292. Memorandum From the President’s Special Assistant (Schlesinger) to the Under Secretary of State (Ball)0


  • Meeting on Italian Policy

This memo is for your private contemplation. I don’t think it would serve any useful purpose to send it down the line.

The policy laid down in Airgram A–98,1 sent to Rome under the signature of Secretary Rusk, is as follows: [Page 823]

Unless PSI as organization is willing and able to disavow or decisively to modify Lombardi line we would be forced to consider formation of government subject to PSI influence (that is, depending on PSI support even if it did not participate directly) as potentially very serious for West.

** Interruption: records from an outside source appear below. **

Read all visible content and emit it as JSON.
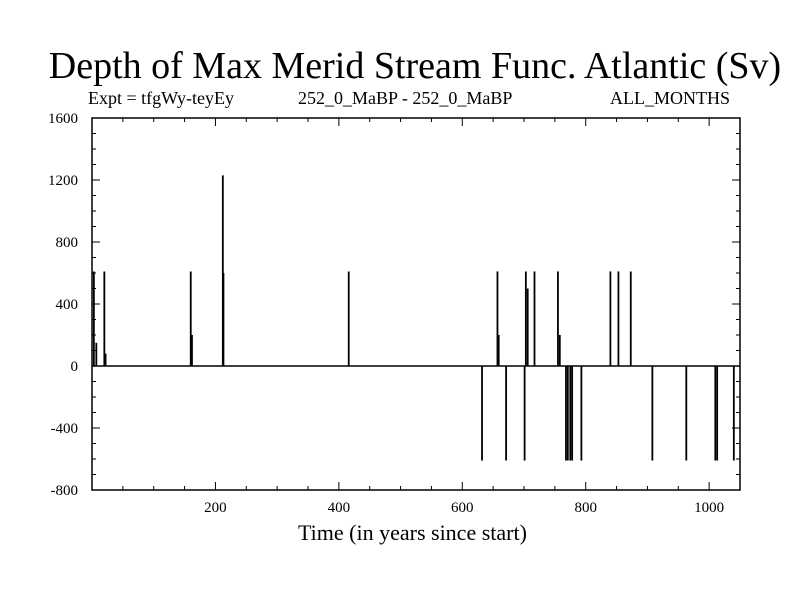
{
  "chart_data": {
    "type": "line",
    "title": "Depth of Max Merid Stream Func. Atlantic (Sv)",
    "subtitle_left": "Expt = tfgWy-teyEy",
    "subtitle_center": "252_0_MaBP - 252_0_MaBP",
    "subtitle_right": "ALL_MONTHS",
    "xlabel": "Time (in years since start)",
    "ylabel": "",
    "xlim": [
      0,
      1050
    ],
    "ylim": [
      -800,
      1600
    ],
    "xticks": [
      200,
      400,
      600,
      800,
      1000
    ],
    "yticks": [
      -800,
      -400,
      0,
      400,
      800,
      1200,
      1600
    ],
    "x_tick_labels": [
      "200",
      "400",
      "600",
      "800",
      "1000"
    ],
    "y_tick_labels": [
      "-800",
      "-400",
      "0",
      "400",
      "800",
      "1200",
      "1600"
    ],
    "baseline": 0,
    "spikes": [
      {
        "x": 3,
        "y": 610
      },
      {
        "x": 7,
        "y": 150
      },
      {
        "x": 20,
        "y": 610
      },
      {
        "x": 22,
        "y": 80
      },
      {
        "x": 160,
        "y": 610
      },
      {
        "x": 162,
        "y": 200
      },
      {
        "x": 212,
        "y": 1230
      },
      {
        "x": 213,
        "y": 600
      },
      {
        "x": 416,
        "y": 610
      },
      {
        "x": 632,
        "y": -610
      },
      {
        "x": 657,
        "y": 610
      },
      {
        "x": 659,
        "y": 200
      },
      {
        "x": 671,
        "y": -610
      },
      {
        "x": 701,
        "y": -610
      },
      {
        "x": 703,
        "y": 610
      },
      {
        "x": 706,
        "y": 500
      },
      {
        "x": 717,
        "y": 610
      },
      {
        "x": 755,
        "y": 610
      },
      {
        "x": 758,
        "y": 200
      },
      {
        "x": 768,
        "y": -610
      },
      {
        "x": 771,
        "y": -610
      },
      {
        "x": 775,
        "y": -610
      },
      {
        "x": 778,
        "y": -610
      },
      {
        "x": 793,
        "y": -610
      },
      {
        "x": 840,
        "y": 610
      },
      {
        "x": 853,
        "y": 610
      },
      {
        "x": 873,
        "y": 610
      },
      {
        "x": 908,
        "y": -610
      },
      {
        "x": 963,
        "y": -610
      },
      {
        "x": 1010,
        "y": -610
      },
      {
        "x": 1013,
        "y": -610
      },
      {
        "x": 1040,
        "y": -610
      }
    ]
  }
}
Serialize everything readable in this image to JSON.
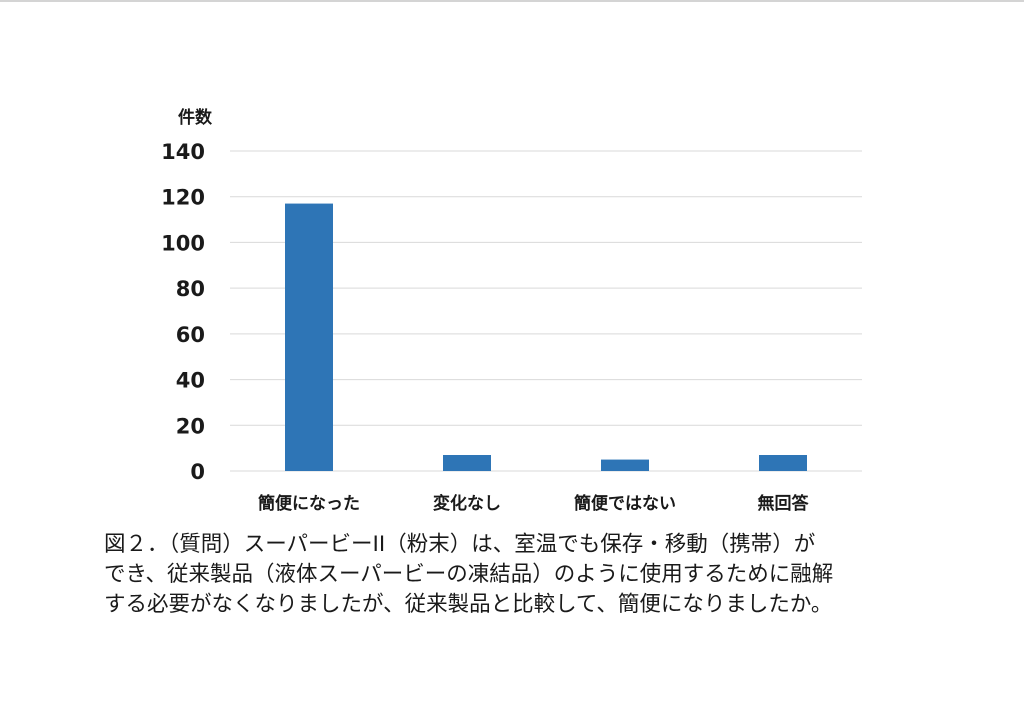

This is a demand for a formal public recantation by the PSI as condition precedent to US acceptance of an Italian government dependent on PSI support.

From the statement that, without such recantation, such a government must be regarded as “potentially very serious for West,” there presumably follows:

a) we should actively oppose the formation of such a government

[1 paragraph (2 lines of source text) not declassified].

All this raises at least two questions:

Is the policy laid down in Airgram A–98 a sensible and realistic policy? is the prior public recantation “as organization” demanded by Airgram A–98 a condition that can be reasonably met? or will it have the effect of locking us back into the Luce-Dulles policy of rigid opposition to the “opening to the left”?
Should so important a policy decision be taken without consultation in the highest levels of the State Department—especially when it runs contrary to the evident line of thought in Amembassy Rome (see Airgram A–324)2 and when its spirit would seem to conflict with the spirit of President Kennedy’s assurance to Prime Minister Fanfani that we had no objections to his exploring the possibilities of a center-left coalition?3

Arthur Schlesinger, Jr.4
  1. Source: Kennedy Library, National Security Files, Italy. Secret.
  2. See footnote 1, Document 291.
  3. See footnote 2, Document 291.
  4. Reports of a Kennedy statement of support for the formation of a center-left government led the Embassy to request clarification from the Department. In a December 28 letter to Horsey, Tyler noted that “to the best of our knowledge the President made no comment of his own but merely asked unslanted questions and listened to the answers.” (Department of State, Italian Desk Files: Lot 68 D 436, Italy—Nenni’s Proposed Visit—1962)
  5. Printed from a copy that bears this typed signature.